This post was inspired by great article on Bostata.com called “Client-side instrumentation for under $1 per month. No servers necessary.“
Sounds pretty good, right?
In brief the author, Jake, describe how you can build data warehouse collecting events from your website using Snowplow event tracker on Amazon Web Services stack:
- Cloudfront to record events
- S3 to store row and processed data
- Lambda to enrich row data
- Athena to process it and provide access to the data in SQL format
The end result is data stored in S3, which is essentially just text storage and processed on fly with AWS Athena. So you pretty much own your business data, which is very in line with the philosophy of this blog.
Plus it should be cheap – no always running servers used, S3, Lambda and Athena are inexpensive, especially on comparatively small data that small & medium businesses generate.
Hence I can’t miss the opportunity to give this approach a try with help from my colleague from Magenable.
I will not repeat Jake, you need to read an original post, just stress several things that were not so obvious.
Snowplow
Snowplow is a platform to collect events data. Think about your own Google Analytics, more precisely tracking part.
We didn’t have much experience with Snowplow, so had to learn few things. Probably the most important is tracker itself, Javascript code that your call from your website page.
It can be both self-hosted and hosted by Snowplow for public. We used public one for the experiment, but setting up own isn’t that hard, you can have it with S3, so no need to have a real server.
Data enrichment (Lambda)
Without enrichment you get very basic data from your tracker and you need to clean it to make it easier for further processing. Hence we need to do data enrichment. In original Snowplow architecture enrichment is done using one of 3 applications. They are open-source and can be hosted on AWS EC2. However we try to do it cheaper and use serverless Lambda function. Unfortunately the details of this process was omitted in Jake’s post. So that was the hardest part in our experiment.
Lambda supports number of programming languages including Python, which we decided to use for our simple enrichment script. It took some time, but eventually Lambda function was ready, deployed and started to work. It takes raw data from one S3 folder, processes it and puts to another S3 folder.
You may find the function on Gitgub – https://github.com/ownyourbusinessdata/snowplow-s3-enrich
It contains number of files mainly because we need to work with Maxmind Lite database of geoIP data.
Another source of enrichment is Cloudfront logs.
At the moment the function covers around 60 attributes, but we have just started.
Plugging in analytic tools
Once the data collected and Athena is configured you can get access to it in SQL form and plug almost any decent analytical tool. We’ve tried AWS own Quick Sight, Mode Analytics and R, but probably cover how it was done in another blog post.
Just add there couple charts quickly produced from the data collected.
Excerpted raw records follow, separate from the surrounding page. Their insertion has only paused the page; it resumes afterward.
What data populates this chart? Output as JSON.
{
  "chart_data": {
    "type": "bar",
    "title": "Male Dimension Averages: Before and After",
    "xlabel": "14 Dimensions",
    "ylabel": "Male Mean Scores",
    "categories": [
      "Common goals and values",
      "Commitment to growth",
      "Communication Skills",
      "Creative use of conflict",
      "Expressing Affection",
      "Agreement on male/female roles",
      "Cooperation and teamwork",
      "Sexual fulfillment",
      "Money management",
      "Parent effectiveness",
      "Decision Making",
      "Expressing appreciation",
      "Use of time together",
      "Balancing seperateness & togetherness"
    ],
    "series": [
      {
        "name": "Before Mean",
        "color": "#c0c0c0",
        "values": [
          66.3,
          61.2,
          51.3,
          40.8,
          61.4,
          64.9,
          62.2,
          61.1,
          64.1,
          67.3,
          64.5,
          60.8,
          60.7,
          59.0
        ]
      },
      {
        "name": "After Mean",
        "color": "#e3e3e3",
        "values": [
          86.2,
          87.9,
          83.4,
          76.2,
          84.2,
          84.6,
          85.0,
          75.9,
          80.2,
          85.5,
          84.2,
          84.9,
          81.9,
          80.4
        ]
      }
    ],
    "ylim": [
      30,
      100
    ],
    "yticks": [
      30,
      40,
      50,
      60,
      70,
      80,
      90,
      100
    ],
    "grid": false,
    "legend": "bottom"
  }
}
Update: Terraform script added for quick and easy deployment
We’ve added Terraform script that automates creation of AWS infrastructure, so you can deploy tracking described above quickly! Check it in our Github repository
Wouldn’t this cause an inifinite loop given that you are listening to objectCreated from s3 and using that same bucket for the processed data?
No, the raw and processed data have different prefixes and stored in different folders.